However, I must be honest with the client in advance so there are no misunderstandings if the work gets rejected. In a positive manner, I will also request their opinion on how the topic should be handled. If I never took a chance away from print, I would never have learned how to use Word Press, Blogger and other web software; thus giving me a more competitive edge.

Adapt to the voice of the editor or client of what they specifically are seeking. Do not write as a liberal if the publication or website has a conservative or spiritual tone. You will soon be able to adjust to their vision.

What option will you choose; diversifying or specializing?


  1. Veronica, this is absolutely a great article to ponder about. I'm learning so much by reading from other contributors to this blog, like just from this article you added!

    Thanks for sharing.

  2. Thank you Missy. We all can learn from each other here. I am amazed how much I have including some the blunders I have done.

  3. This is a good question. I think it is a great idea to start with what you know. Then, you can build on that base and add new types of knowledge over the months and years. Anyone who writes exclusively for the web quickly finds out that the ability to become an "instant expert" is a skill in high demand. This does keep things interesting!

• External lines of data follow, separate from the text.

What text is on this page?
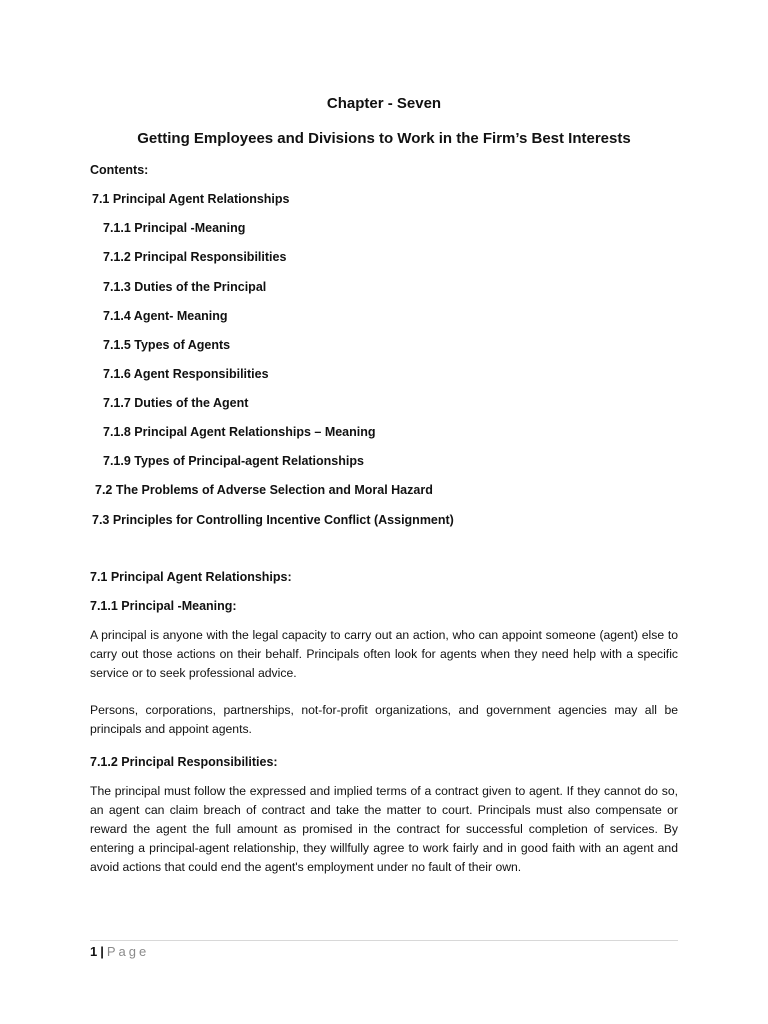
Chapter - Seven

Getting Employees and Divisions to Work in the Firm’s Best Interests

Contents:

7.1 Principal Agent Relationships
7.1.1 Principal -Meaning
7.1.2 Principal Responsibilities
7.1.3 Duties of the Principal
7.1.4 Agent- Meaning
7.1.5 Types of Agents
7.1.6 Agent Responsibilities
7.1.7 Duties of the Agent
7.1.8 Principal Agent Relationships – Meaning
7.1.9 Types of Principal-agent Relationships
7.2 The Problems of Adverse Selection and Moral Hazard
7.3 Principles for Controlling Incentive Conflict (Assignment)

7.1 Principal Agent Relationships:

7.1.1 Principal -Meaning:

A principal is anyone with the legal capacity to carry out an action, who can appoint someone (agent) else to carry out those actions on their behalf. Principals often look for agents when they need help with a specific service or to seek professional advice.

Persons, corporations, partnerships, not-for-profit organizations, and government agencies may all be principals and appoint agents.

7.1.2 Principal Responsibilities:

The principal must follow the expressed and implied terms of a contract given to agent. If they cannot do so, an agent can claim breach of contract and take the matter to court. Principals must also compensate or reward the agent the full amount as promised in the contract for successful completion of services. By entering a principal-agent relationship, they willfully agree to work fairly and in good faith with an agent and avoid actions that could end the agent's employment under no fault of their own.

1 | Page
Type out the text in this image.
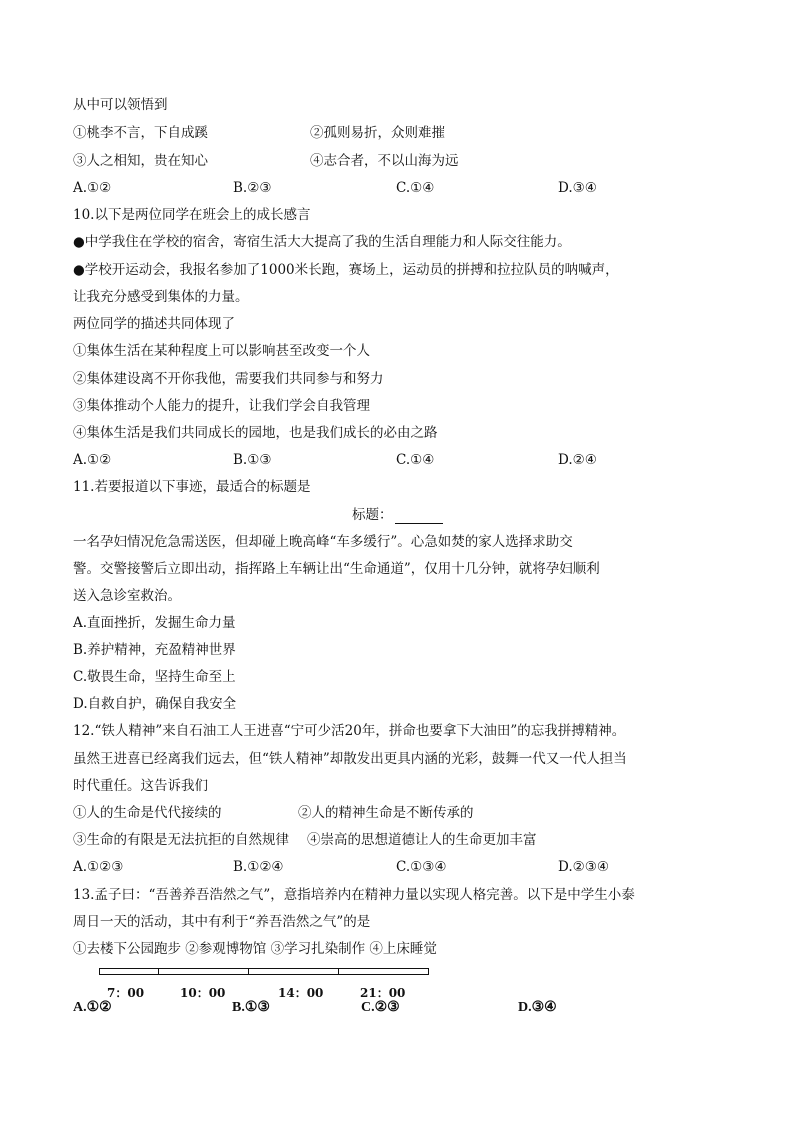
从中可以领悟到
①桃李不言，下自成蹊	②孤则易折，众则难摧
③人之相知，贵在知心	④志合者，不以山海为远
A.①②	B.②③	C.①④	D.③④
10.以下是两位同学在班会上的成长感言
●中学我住在学校的宿舍，寄宿生活大大提高了我的生活自理能力和人际交往能力。
●学校开运动会，我报名参加了1000米长跑，赛场上，运动员的拼搏和拉拉队员的呐喊声，
让我充分感受到集体的力量。
两位同学的描述共同体现了
①集体生活在某种程度上可以影响甚至改变一个人
②集体建设离不开你我他，需要我们共同参与和努力
③集体推动个人能力的提升，让我们学会自我管理
④集体生活是我们共同成长的园地，也是我们成长的必由之路
A.①②	B.①③	C.①④	D.②④
11.若要报道以下事迹，最适合的标题是
标题：
一名孕妇情况危急需送医，但却碰上晚高峰“车多缓行”。心急如焚的家人选择求助交
警。交警接警后立即出动，指挥路上车辆让出“生命通道”，仅用十几分钟，就将孕妇顺利
送入急诊室救治。
A.直面挫折，发掘生命力量
B.养护精神，充盈精神世界
C.敬畏生命，坚持生命至上
D.自救自护，确保自我安全
12.“铁人精神”来自石油工人王进喜“宁可少活20年，拼命也要拿下大油田”的忘我拼搏精神。
虽然王进喜已经离我们远去，但“铁人精神”却散发出更具内涵的光彩，鼓舞一代又一代人担当
时代重任。这告诉我们
①人的生命是代代接续的	②人的精神生命是不断传承的
③生命的有限是无法抗拒的自然规律 ④崇高的思想道德让人的生命更加丰富
A.①②③	B.①②④	C.①③④	D.②③④
13.孟子曰：“吾善养吾浩然之气”，意指培养内在精神力量以实现人格完善。以下是中学生小泰
周日一天的活动，其中有利于“养吾浩然之气”的是
①去楼下公园跑步 ②参观博物馆 ③学习扎染制作 ④上床睡觉
7：00	10：00	14：00	21：00
A.①②	B.①③	C.②③	D.③④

  4. I diversified as well, out of sheer necessity; the first few jobs I took I knew quite a bit about (parenting and teaching) and I branched out from there into diabetes and self esteem, and added things like SEO, acne, identity theft and solar energy along the way. Before I knew it I was expanding into leadership and business ethics, as well as gong back to my own experience in cooking and home improvement. I've written fashion and entertainment pieces, built and maintained WordPress blogs and helped develop print and eBooks, articles, web content and email series. Along the way I've managd to teach or help a few others which I think is the greatest accomplishment!